ÖVP-Bautensprecher erwartet sich dadurch Investitionen in der Höhe von 2,5 Milliarden

Wien, 7. November 2001 (ÖVP-PK) Im vorigen Jahr hatten wir die niedrigste Mietpreisentwicklung seit 1980, was auf die erfolgreiche Politik im Wohnrecht - von der Bewirtschaftung zum Markt -zurückzuführen ist. Morgen sollen mit einem ÖVP-FPÖ-Antrag im Justizausschuss des Nationalrats weitere Änderungen im Mietrecht vorgenommen werden, die diesen eingeschlagenen Weg weiter unterstützen. Das erklärte heute, Mittwoch, ÖVP-Bautensprecher Abg. Mag. Walter Tancsits. ****

Im Vordergrund dieser Initiative stehe, der Bauwirtschaft Impulse zu geben. "Die letzten Arbeitsmarktdaten bestätigen, dass wir in der Bauwirtschaft eine Konjunkturkrise haben. Daher ist es richtig, im Wohnrecht rechtzeitig Maßnahmen zu setzen, um Investitionen zu ermöglichen", so der Bautensprecher weiter. "So sollen die Preis- und Vertragsbildung für auszubauende Dachböden aus dem engen Korsett des Mietrechts genommen und der freien Vertragsgestaltung von Investor und Eigentümer überlassen werden", erläuterte Tancsits weiter.

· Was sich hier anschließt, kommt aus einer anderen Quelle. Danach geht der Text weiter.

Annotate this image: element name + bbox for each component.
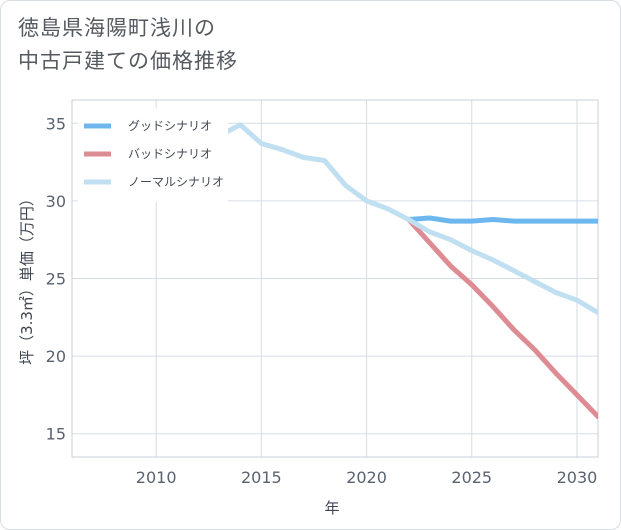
axis-layer <box>71 99 599 458</box>
y-tick-label-30: 30 <box>46 192 66 211</box>
plot-area <box>71 99 599 458</box>
y-tick-label-20: 20 <box>46 347 66 366</box>
legend-label-normal-scenario: ノーマルシナリオ <box>128 175 224 189</box>
legend-label-good-scenario: グッドシナリオ <box>128 119 212 133</box>
y-tick-label-15: 15 <box>46 425 66 444</box>
page-title-line-1: 徳島県海陽町浅川の <box>18 16 216 40</box>
series-line-good-scenario <box>406 215 598 224</box>
x-tick-label-2010: 2010 <box>136 468 177 487</box>
y-tick-label-25: 25 <box>46 270 66 289</box>
legend-label-bad-scenario: バッドシナリオ <box>128 147 212 161</box>
x-axis-title: 年 <box>324 499 339 517</box>
grid-layer <box>72 100 598 457</box>
series-line-bad-scenario <box>406 217 598 420</box>
y-tick-label-35: 35 <box>46 114 66 133</box>
page-title-line-2: 中古戸建ての価格推移 <box>18 49 238 73</box>
x-tick-label-2020: 2020 <box>346 468 387 487</box>
x-tick-label-2025: 2025 <box>451 468 492 487</box>
page-title: 徳島県海陽町浅川の 中古戸建ての価格推移 <box>18 12 238 78</box>
y-axis-title: 坪（3.3㎡）単価（万円） <box>18 191 36 365</box>
x-tick-label-2030: 2030 <box>557 468 598 487</box>
x-tick-label-2015: 2015 <box>241 468 282 487</box>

Der ÖVP-Abgeordnete erwartet sich dadurch in den nächsten Jahren - vor allem im großstädtischen Bereich - Investitionen in der Höhe von 2,5 Milliarden Schilling.

Tancsits appellierte abschließend an die Abgeordneten der SPÖ -die dem ÖGB angehören - diese auch für den Arbeitsmarkt wichtige Initiative zu unterstützen.